To measure the methane cattle produce and its impact on soil, the research team will compare two grazing techniques — continuous grazing and adaptive multi-paddock grazing — with the theory that adaptive multi-paddock grazing might improve carbon storage in grasslands.

“We really want to contrast those two treatments, because even if we see improved carbon sequestration with adaptive multi-paddock grazing, there might be an increase in enteric methane production, which is the cattle’s greenhouse gas output.”

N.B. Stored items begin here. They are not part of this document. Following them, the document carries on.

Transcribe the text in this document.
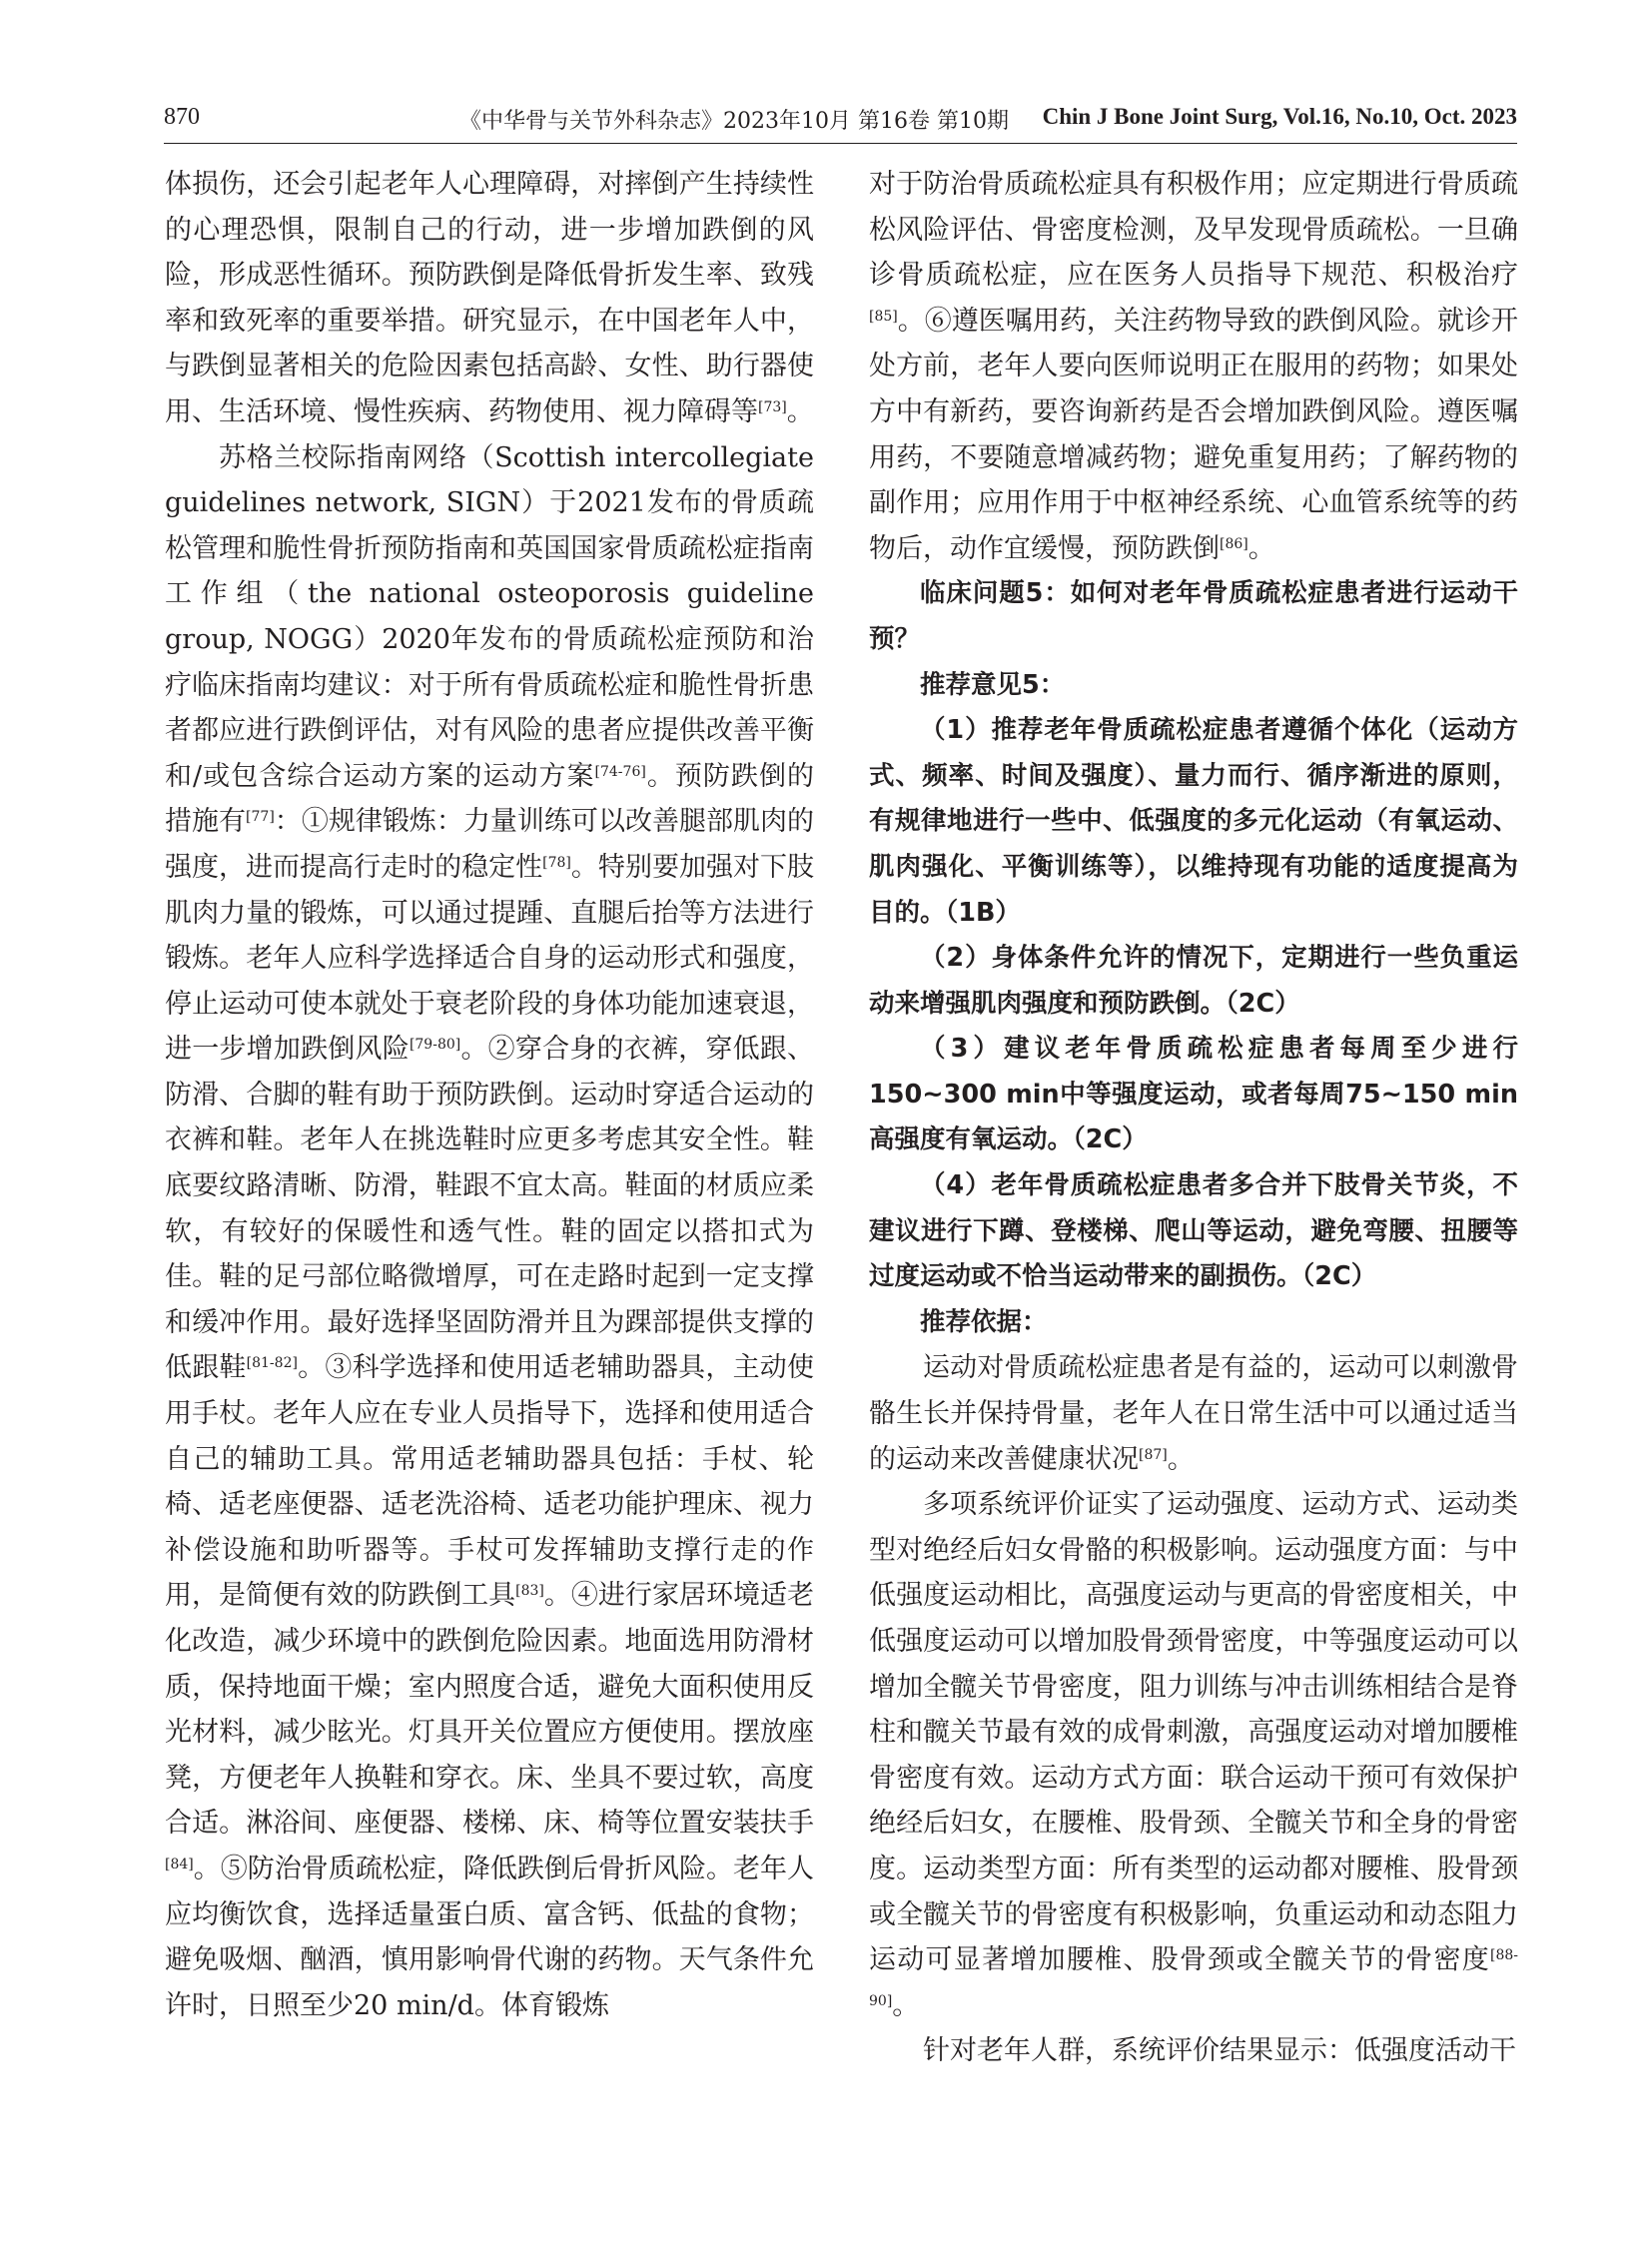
870	《中华骨与关节外科杂志》2023年10月 第16卷 第10期 Chin J Bone Joint Surg, Vol.16, No.10, Oct. 2023

体损伤，还会引起老年人心理障碍，对摔倒产生持续性的心理恐惧，限制自己的行动，进一步增加跌倒的风险，形成恶性循环。预防跌倒是降低骨折发生率、致残率和致死率的重要举措。研究显示，在中国老年人中，与跌倒显著相关的危险因素包括高龄、女性、助行器使用、生活环境、慢性疾病、药物使用、视力障碍等[73]。

苏格兰校际指南网络（Scottish intercollegiate guidelines network, SIGN）于2021发布的骨质疏松管理和脆性骨折预防指南和英国国家骨质疏松症指南工作组（the national osteoporosis guideline group, NOGG）2020年发布的骨质疏松症预防和治疗临床指南均建议：对于所有骨质疏松症和脆性骨折患者都应进行跌倒评估，对有风险的患者应提供改善平衡和/或包含综合运动方案的运动方案[74-76]。预防跌倒的措施有[77]：①规律锻炼：力量训练可以改善腿部肌肉的强度，进而提高行走时的稳定性[78]。特别要加强对下肢肌肉力量的锻炼，可以通过提踵、直腿后抬等方法进行锻炼。老年人应科学选择适合自身的运动形式和强度，停止运动可使本就处于衰老阶段的身体功能加速衰退，进一步增加跌倒风险[79-80]。②穿合身的衣裤，穿低跟、防滑、合脚的鞋有助于预防跌倒。运动时穿适合运动的衣裤和鞋。老年人在挑选鞋时应更多考虑其安全性。鞋底要纹路清晰、防滑，鞋跟不宜太高。鞋面的材质应柔软，有较好的保暖性和透气性。鞋的固定以搭扣式为佳。鞋的足弓部位略微增厚，可在走路时起到一定支撑和缓冲作用。最好选择坚固防滑并且为踝部提供支撑的低跟鞋[81-82]。③科学选择和使用适老辅助器具，主动使用手杖。老年人应在专业人员指导下，选择和使用适合自己的辅助工具。常用适老辅助器具包括：手杖、轮椅、适老座便器、适老洗浴椅、适老功能护理床、视力补偿设施和助听器等。手杖可发挥辅助支撑行走的作用，是简便有效的防跌倒工具[83]。④进行家居环境适老化改造，减少环境中的跌倒危险因素。地面选用防滑材质，保持地面干燥；室内照度合适，避免大面积使用反光材料，减少眩光。灯具开关位置应方便使用。摆放座凳，方便老年人换鞋和穿衣。床、坐具不要过软，高度合适。淋浴间、座便器、楼梯、床、椅等位置安装扶手[84]。⑤防治骨质疏松症，降低跌倒后骨折风险。老年人应均衡饮食，选择适量蛋白质、富含钙、低盐的食物；避免吸烟、酗酒，慎用影响骨代谢的药物。天气条件允许时，日照至少20 min/d。体育锻炼

对于防治骨质疏松症具有积极作用；应定期进行骨质疏松风险评估、骨密度检测，及早发现骨质疏松。一旦确诊骨质疏松症，应在医务人员指导下规范、积极治疗[85]。⑥遵医嘱用药，关注药物导致的跌倒风险。就诊开处方前，老年人要向医师说明正在服用的药物；如果处方中有新药，要咨询新药是否会增加跌倒风险。遵医嘱用药，不要随意增减药物；避免重复用药；了解药物的副作用；应用作用于中枢神经系统、心血管系统等的药物后，动作宜缓慢，预防跌倒[86]。

临床问题5：如何对老年骨质疏松症患者进行运动干预？

推荐意见5：

（1）推荐老年骨质疏松症患者遵循个体化（运动方式、频率、时间及强度）、量力而行、循序渐进的原则，有规律地进行一些中、低强度的多元化运动（有氧运动、肌肉强化、平衡训练等），以维持现有功能的适度提高为目的。（1B）

（2）身体条件允许的情况下，定期进行一些负重运动来增强肌肉强度和预防跌倒。（2C）

（3）建议老年骨质疏松症患者每周至少进行150~300 min中等强度运动，或者每周75~150 min高强度有氧运动。（2C）

（4）老年骨质疏松症患者多合并下肢骨关节炎，不建议进行下蹲、登楼梯、爬山等运动，避免弯腰、扭腰等过度运动或不恰当运动带来的副损伤。（2C）

推荐依据：

运动对骨质疏松症患者是有益的，运动可以刺激骨骼生长并保持骨量，老年人在日常生活中可以通过适当的运动来改善健康状况[87]。

多项系统评价证实了运动强度、运动方式、运动类型对绝经后妇女骨骼的积极影响。运动强度方面：与中低强度运动相比，高强度运动与更高的骨密度相关，中低强度运动可以增加股骨颈骨密度，中等强度运动可以增加全髋关节骨密度，阻力训练与冲击训练相结合是脊柱和髋关节最有效的成骨刺激，高强度运动对增加腰椎骨密度有效。运动方式方面：联合运动干预可有效保护绝经后妇女，在腰椎、股骨颈、全髋关节和全身的骨密度。运动类型方面：所有类型的运动都对腰椎、股骨颈或全髋关节的骨密度有积极影响，负重运动和动态阻力运动可显著增加腰椎、股骨颈或全髋关节的骨密度[88-90]。

针对老年人群，系统评价结果显示：低强度活动干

“If this is the case, then in the total sum of the system we’re actually creating more greenhouse gas than we’re sequestering, which is not what we want to do,” says Fitzsimmons.

The researchers will also study production measurements such as growth and output from cows to take into account the economic and environmental impact on farmers and landowners.

“This issue is not just carbon, it is the maintenance of grasslands as well, which is one of the most endangered ecosystems in Canada,”says Fitzsimmons.

Developing faster measures of progress

The research team, comprising 33 researchers and academics from the U of A, Agriculture and Agri-Food Canada and the University of Saskatchewan, will also use genomic tools to collect soil data and use it to develop rapid “bioindicators” of carbon cycling — measures that show whether shifts are happening in the microbial community and whether those changes will reduce greenhouse gas emissions or methane production.

“Grasslands provide excellent carbon storage because the carbon gets stored in the soil and it tends to get stored as what we call necromass, which is dead microbes,” says Cahill. “Those dead microbes, like bacteria and fungi, are so small that they are really tightly bound to the soil so the carbon persists for centuries.”

Rapid bioindicators can provide carbon markets with a critical tool for identifying positive action on climate management — a process that’s currently slow according to Cahill, placing a limit on implementing carbon markets in agricultural systems.

“We’re hoping by identifying robust bioindicators, we can show emissions are going in the right direction, which can be incorporated into carbon markets or incentive programs,” says Cahill.

A large social science component of the project will also explore the economic viability of research work, with the researchers and policy makers working together to introduce the use of bioindicators in a way that is economically viable, Cahill notes.

“We have to do good for the people who are running these operations.”

The project is supported by funding and in-kind contributions from Genome Canada, Results Driven Agriculture Research and Agriculture and Agri-Food Canada’s Living Laboratories Initiative.